Saggese ha evidenziato come questi fondi costituiscano un'opportunità importante per il territorio, mirata a rafforzare le competenze e a migliorare l'occupabilità dei partecipanti. "Le risorse sono già disponibili e saranno utilizzate per finanziare percorsi di formazione e lavoro che rispondano alle esigenze del mercato", ha affermato l'assessore.

Questa iniziativa si colloca nel più ampio quadro delle politiche regionali dedicate al contrasto della disoccupazione e alla promozione dell'innovazione nei processi formativi.

Dettagli dei programmi e destinatari

I 73 milioni di euro saranno impiegati in una serie di programmi che integrano la formazione teorica in aula con l'esperienza pratica diretta presso aziende ed enti del territorio. I percorsi sono specificamente pensati per giovani, disoccupati e lavoratori in cerca di riqualificazione. L'obiettivo primario è fornire strumenti concreti per facilitare l'accesso al mondo del lavoro e soddisfare le esigenze espresse dalle imprese locali.

L'assessore ha inoltre sottolineato l'impegno della Regione Campania nel monitorare con attenzione l'efficacia di ogni intervento, assicurando piena trasparenza sia nell'assegnazione delle risorse sia nella selezione dei beneficiari.

"Vogliamo che ogni euro investito produca risultati tangibili in termini di occupazione e crescita professionale", ha ribadito Saggese.

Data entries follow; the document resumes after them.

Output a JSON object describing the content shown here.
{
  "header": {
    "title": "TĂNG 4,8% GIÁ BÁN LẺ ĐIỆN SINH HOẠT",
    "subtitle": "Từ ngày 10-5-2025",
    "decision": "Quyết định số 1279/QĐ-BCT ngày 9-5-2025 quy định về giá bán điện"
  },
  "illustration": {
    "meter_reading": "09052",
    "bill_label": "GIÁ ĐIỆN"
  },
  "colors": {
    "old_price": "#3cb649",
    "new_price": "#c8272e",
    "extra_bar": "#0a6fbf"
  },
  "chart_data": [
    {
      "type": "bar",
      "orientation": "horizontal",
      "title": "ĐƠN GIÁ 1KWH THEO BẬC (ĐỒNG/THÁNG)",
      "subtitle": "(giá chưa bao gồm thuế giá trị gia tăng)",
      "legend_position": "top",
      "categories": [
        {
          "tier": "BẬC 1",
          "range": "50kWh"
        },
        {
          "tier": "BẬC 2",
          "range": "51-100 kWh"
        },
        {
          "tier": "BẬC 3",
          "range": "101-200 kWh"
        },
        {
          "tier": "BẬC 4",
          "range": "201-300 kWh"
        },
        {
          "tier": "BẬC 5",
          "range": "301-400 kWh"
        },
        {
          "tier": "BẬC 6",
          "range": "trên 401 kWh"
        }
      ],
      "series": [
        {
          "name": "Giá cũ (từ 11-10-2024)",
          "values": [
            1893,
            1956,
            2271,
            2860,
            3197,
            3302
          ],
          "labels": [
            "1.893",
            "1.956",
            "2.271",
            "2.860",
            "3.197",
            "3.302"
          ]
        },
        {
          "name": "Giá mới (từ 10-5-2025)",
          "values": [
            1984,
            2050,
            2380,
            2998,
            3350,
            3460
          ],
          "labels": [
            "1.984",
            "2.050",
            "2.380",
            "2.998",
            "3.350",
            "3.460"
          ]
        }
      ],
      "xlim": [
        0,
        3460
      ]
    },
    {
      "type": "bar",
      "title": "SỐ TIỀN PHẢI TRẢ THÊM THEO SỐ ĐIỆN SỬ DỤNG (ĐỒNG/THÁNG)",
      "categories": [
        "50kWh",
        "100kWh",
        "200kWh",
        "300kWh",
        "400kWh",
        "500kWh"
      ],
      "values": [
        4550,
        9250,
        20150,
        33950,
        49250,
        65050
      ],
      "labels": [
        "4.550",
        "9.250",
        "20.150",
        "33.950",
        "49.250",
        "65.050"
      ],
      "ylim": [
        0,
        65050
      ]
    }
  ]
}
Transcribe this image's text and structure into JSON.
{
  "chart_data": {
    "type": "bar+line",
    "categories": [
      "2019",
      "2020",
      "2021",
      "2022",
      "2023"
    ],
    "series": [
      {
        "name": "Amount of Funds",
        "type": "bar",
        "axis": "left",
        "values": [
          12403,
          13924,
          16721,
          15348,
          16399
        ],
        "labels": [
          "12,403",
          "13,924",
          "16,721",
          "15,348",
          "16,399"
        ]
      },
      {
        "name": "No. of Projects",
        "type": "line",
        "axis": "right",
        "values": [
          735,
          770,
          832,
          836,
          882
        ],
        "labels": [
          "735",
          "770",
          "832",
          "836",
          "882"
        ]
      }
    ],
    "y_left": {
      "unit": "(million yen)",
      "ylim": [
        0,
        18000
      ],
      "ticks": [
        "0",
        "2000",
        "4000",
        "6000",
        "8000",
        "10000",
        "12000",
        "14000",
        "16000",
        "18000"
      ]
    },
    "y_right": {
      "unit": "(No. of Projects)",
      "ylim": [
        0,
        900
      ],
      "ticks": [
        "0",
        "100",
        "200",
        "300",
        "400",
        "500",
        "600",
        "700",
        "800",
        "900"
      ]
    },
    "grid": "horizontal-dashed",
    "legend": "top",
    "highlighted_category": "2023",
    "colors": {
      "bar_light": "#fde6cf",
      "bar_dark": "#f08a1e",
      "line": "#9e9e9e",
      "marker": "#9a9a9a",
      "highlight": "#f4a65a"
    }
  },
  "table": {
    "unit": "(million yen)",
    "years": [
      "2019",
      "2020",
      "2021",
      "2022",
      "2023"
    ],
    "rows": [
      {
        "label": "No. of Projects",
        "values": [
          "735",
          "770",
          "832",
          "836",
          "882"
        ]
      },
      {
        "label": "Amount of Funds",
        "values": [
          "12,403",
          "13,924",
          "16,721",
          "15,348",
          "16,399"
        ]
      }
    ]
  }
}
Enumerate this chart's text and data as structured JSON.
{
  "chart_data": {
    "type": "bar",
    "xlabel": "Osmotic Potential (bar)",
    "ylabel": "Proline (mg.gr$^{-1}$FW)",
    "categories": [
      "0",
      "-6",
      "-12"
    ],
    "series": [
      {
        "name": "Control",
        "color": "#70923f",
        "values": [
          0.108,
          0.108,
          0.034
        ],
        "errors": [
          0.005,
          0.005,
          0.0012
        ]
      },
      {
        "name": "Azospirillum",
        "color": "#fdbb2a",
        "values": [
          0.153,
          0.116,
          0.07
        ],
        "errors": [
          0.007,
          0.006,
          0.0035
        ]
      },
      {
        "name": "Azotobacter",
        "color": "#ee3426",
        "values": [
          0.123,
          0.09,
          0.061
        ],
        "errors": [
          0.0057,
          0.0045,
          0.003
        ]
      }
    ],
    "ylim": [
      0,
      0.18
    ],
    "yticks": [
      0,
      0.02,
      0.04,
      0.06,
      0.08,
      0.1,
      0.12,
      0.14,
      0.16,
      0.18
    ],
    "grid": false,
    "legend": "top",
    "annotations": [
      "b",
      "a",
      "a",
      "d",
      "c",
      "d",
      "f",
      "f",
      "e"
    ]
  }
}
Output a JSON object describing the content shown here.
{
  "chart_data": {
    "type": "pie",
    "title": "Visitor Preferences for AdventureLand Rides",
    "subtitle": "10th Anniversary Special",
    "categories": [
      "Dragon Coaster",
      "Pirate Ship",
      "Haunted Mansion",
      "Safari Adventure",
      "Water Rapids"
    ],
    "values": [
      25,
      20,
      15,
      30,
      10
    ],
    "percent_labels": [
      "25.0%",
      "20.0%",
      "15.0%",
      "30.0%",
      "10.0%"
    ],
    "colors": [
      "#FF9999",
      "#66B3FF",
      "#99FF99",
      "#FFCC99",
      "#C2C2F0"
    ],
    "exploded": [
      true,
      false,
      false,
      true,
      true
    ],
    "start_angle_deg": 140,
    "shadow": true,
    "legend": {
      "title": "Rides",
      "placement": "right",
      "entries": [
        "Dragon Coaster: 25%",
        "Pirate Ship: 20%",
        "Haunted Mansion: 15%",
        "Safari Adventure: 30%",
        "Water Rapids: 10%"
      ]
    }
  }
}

Il ruolo della Regione Campania nelle politiche attive

Attraverso l'assessorato alla Formazione, la Regione Campania promuove da anni iniziative strategiche per favorire l'inserimento lavorativo e la formazione continua. L'ente regionale gestisce la programmazione, l'amministrazione e il monitoraggio di fondi europei, statali e regionali specificamente destinati alle politiche attive del lavoro. Tra i suoi compiti fondamentali figurano la definizione di bandi pubblici per la formazione, il supporto all'orientamento professionale e l'incentivazione di partenariati con imprese e organismi formativi.

Le politiche attive del lavoro della Regione Campania sono orientate a ridurre il divario occupazionale, facilitando l'incontro tra domanda e offerta di lavoro e sostenendo l'innovazione costante nei processi formativi. L'assessorato opera in stretta collaborazione con enti locali, istituzioni scolastiche e università, al fine di assicurare una risposta efficace e mirata alle complesse esigenze del mercato del lavoro regionale.